Republican House members Matt Gaetz (FL), Louis Gohmert (TX) and Scott Perry (PA) asked Cassidy Hutchinson, former aide to Trump Chief of Staff Mark Meadows, for a blanket pardon. Rep. Jim Jordan (OH) and Andy Biggs (AZ) didn’t ask her directly, though they were named Thursday. Marjorie Taylor-Greene (GA) asked for a blanket pre-emptive pardon after January 6 as well.

“The only reason I know you ask for a pardon is that you think you committed a crime,” Rep. Adam Kinzinger (IL), one of two Republicans with Liz Cheney (WY) on the House Select Committee investigating the January 6 Capitol insurrection, concluded after hours of testimony from then-acting Attorney General Jeffrey Rosen and Assistant Attorneys General Richard Donoghue and Steven Engel on their efforts to quash Donald J. Trump’s schemes to overturn the Electoral College count. 

“Justice Department lawyers are not the president’s lawyers,” Kinzinger said. 

And in their pushback against Trump’s efforts on January 3, 2021 to install Jeffrey Clark, an environmental lawyer who had never handled a criminal case nor a court case, as acting AG in what would have been a more-intense, Watergate-like Sunday Night Massacre, Rosen, Donoghue and Engel had commitments from DOJ’s other assistant attorneys general – save one who would remain to prevent complete chaos – to resign under such circumstances.

Hours before Thursday’s public hearings, the 1/6 panel’s fifth, CNN reported that federal investigators had conducted a search on Wednesday of Clark’s home, and that panel members were not made aware of the search prior to the hearing.

Leading the hearing, Kinzinger introduced evidence and heard testimony of how Trump and his supporters tried to push Rosen’s DOJ to investigate several conspiracy theories to back the former president’s false assertion that the November 2020 election had been stolen from him. 

Clark’s only qualification to replace Rosen, Kinzinger said, was “that he would do anything the president wanted him to do to overturn the election.”

Between December 23, 2020, when William Barr resigned as attorney general, and January 3, when Trump threatened to replace Rosen with Clark, Rosen and Trump met “every day, with one or two exceptions,” on Christmas Day.

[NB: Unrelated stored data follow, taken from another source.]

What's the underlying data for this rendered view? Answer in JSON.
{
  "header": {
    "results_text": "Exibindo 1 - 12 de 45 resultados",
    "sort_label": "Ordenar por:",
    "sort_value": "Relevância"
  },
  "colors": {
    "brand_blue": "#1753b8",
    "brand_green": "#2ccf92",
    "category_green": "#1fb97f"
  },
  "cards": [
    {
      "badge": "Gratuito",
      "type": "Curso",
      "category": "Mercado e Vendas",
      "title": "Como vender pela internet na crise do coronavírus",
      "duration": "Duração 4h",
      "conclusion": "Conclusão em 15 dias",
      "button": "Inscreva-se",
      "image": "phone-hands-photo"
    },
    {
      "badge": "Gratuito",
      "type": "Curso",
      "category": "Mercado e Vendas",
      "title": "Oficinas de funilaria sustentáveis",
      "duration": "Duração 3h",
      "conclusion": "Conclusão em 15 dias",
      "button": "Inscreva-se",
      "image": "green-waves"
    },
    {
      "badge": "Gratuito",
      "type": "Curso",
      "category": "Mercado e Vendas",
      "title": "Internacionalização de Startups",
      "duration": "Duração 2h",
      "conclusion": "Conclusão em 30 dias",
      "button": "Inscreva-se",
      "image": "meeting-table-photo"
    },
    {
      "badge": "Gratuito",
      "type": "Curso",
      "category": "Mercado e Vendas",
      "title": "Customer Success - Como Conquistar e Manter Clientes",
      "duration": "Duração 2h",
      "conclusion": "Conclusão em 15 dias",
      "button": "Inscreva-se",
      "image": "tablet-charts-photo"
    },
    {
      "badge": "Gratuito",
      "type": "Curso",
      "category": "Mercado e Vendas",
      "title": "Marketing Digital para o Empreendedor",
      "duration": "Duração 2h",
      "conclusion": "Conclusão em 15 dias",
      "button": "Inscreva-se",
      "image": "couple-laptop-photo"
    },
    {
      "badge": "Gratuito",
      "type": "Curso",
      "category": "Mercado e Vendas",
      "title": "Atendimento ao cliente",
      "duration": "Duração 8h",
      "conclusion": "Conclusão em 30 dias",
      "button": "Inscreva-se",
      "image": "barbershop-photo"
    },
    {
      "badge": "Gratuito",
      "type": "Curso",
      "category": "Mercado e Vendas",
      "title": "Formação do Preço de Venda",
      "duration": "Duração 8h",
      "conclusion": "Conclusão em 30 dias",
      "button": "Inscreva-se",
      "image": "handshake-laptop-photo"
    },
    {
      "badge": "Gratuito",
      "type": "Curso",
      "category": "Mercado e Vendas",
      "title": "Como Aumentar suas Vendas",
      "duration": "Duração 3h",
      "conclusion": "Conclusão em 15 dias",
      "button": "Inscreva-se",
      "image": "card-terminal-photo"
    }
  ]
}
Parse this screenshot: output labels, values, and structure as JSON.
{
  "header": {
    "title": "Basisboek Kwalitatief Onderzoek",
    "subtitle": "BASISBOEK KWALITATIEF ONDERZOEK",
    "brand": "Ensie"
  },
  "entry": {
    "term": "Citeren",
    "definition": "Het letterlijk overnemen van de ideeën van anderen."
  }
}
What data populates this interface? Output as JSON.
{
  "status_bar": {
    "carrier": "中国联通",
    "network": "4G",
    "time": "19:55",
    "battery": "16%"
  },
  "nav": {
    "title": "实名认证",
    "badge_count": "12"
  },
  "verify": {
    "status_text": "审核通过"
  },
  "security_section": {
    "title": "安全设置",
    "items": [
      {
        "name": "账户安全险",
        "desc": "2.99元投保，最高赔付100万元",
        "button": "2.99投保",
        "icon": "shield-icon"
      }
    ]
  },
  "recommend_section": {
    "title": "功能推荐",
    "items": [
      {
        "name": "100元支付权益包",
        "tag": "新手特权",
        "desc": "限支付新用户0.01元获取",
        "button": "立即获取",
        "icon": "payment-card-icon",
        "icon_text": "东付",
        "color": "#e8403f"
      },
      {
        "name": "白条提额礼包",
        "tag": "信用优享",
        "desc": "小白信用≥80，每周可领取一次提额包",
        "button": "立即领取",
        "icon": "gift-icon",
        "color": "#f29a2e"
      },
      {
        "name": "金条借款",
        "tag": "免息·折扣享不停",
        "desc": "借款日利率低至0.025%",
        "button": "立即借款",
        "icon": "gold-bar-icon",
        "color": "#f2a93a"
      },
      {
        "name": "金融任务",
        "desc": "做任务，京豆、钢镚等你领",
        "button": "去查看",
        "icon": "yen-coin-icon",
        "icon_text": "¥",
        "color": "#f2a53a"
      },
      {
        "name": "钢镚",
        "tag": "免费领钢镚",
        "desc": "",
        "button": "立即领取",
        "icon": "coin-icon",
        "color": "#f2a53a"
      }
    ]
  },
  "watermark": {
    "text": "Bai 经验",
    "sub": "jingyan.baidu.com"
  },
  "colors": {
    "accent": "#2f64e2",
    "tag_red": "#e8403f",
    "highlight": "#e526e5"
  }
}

Trump told Rosen he thought the Justice Department had not done enough to investigate “voter fraud,” wanted Rosen to meet with his personal attorney, Rudy Giuliani, and wanted the DOJ to file a suit in the Supreme Court to stop the January 6 Electoral College count. 

“The Justice Department declined all of them,” Rosen said. “We did not think they were appropriate considering the facts and laws as we understood them.” 

Among Trump’s fraud/conspiracy theories that Rosen, Donoghue and Engel had rejected – as described in earlier testimony by Barr -- included a report by the Allied Security Group that claimed Antrim County, Michigan’s “error” rate in counting ballots from Dominion Voting Systems was 68%. Yet the county’s election officials hand counted its 15,000 presidential election ballots and found “exactly one” miscount, or 0.0063% error, Donoghue said. 

In another theory derived from the Internet, a semi-truckload of ballots allegedly was driven from New York to Pennsylvania on November 3. “It was not true,” Donoghue said (the driver has never been identified.)

“There was a series of others, mostly in swing states,” he said. 

Trump Chief of Staff Mark Meadows called Rosen and asked him to meet with Bradley Johnson, described in an internet video as a retired CIA official, who claimed to have evidence that an Italian defense contractor uploaded software to a satellite that zapped votes to switch them from Trump to Joe Biden. 

Rosen told Meadows that Johnson could take his theory to any of 55 FBI field offices. Meadows “first accepted, then called back” and said he spoke with Giuliani, who said it was “insulting that (Johnson would) have to go to an FBI field office.” Kash Patel, chief of staff to the acting defense secretary, told Rosen that Johnson was in custody in Italy at the time under cyber-offense charges.

Unlike Rosen, Clark was willing to send the Georgia general assembly a letter calling on them to hold a special session and consider a new slate of electors (a draft letter first reported late last year). In the January 3 Oval Office standoff, Trump backed down when faced with Rosen and his assistant AGs resigning over Rosen’s refusal to sign the letter. Trump asked Rosen whether he should fire Clark.

After Kinzinger’s closing comments, Rep. Liz Cheney (R-Wyo.) addressed Trump supporters, saying the committee has heard from nearly a dozen Republicans, with more to come in next month’s hearings. “It can be difficult to accept that Donald Trump abused your trust,” she said, “that he deceived you. But that is a fact. I wish it weren’t true, but it is.”